La crise économique s'intensifie en Gironde, avec une hausse alarmante de 25% des procédures collectives ouvertes par le tribunal de commerce de Bordeaux durant ce début d'année par rapport à 2025. Sur le Bassin d'Arcachon, les vacanciers adoptent une approche plus parcimonieuse de leurs dépenses.
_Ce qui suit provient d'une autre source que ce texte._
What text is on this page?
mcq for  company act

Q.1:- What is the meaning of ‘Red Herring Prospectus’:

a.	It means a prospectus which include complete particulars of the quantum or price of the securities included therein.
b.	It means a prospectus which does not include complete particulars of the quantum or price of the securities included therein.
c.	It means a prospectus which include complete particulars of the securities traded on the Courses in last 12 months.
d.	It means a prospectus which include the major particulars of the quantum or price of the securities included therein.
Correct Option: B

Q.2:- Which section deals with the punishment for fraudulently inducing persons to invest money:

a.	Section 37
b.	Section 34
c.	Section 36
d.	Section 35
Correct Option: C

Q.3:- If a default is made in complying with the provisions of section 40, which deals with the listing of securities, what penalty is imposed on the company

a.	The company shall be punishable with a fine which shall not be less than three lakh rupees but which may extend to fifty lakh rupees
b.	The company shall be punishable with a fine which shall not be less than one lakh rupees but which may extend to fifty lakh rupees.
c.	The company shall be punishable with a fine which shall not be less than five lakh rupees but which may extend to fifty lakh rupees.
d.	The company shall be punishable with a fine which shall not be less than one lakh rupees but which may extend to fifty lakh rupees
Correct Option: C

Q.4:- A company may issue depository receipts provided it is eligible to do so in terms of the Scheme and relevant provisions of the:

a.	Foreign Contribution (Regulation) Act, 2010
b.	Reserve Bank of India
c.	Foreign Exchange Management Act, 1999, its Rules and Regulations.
Ce chiffre préoccupant indique que la situation financière des entreprises est fragile. Le tribunal de commerce de Bordeaux a enregistré une progression notable des procédures collectives au cours des trois premiers mois de 2026 par rapport à l'année précédente. La crise économique s’avère préoccupante et continue de s'aggraver dans un contexte géopolitique incertain, accompagné d'une hausse des prix des carburants.
La consommation, en revanche, semble marquer le pas. Sur le Bassin d'Arcachon, de nombreux touristes, comme Xavier, venu d'Andernos depuis la Vendée, constatent leur adaptation : "On s’adapte. C’est obligé ! On privilégie les pique-niques au restaurant et les balades au shopping. Nous restons sur place pendant notre séjour." Sa femme, Marie, ajoute : "Il y a beaucoup de monde qui se balade, mais cela ne se traduit pas forcément par des achats ; les gens réfléchissent à deux fois avant de dépenser."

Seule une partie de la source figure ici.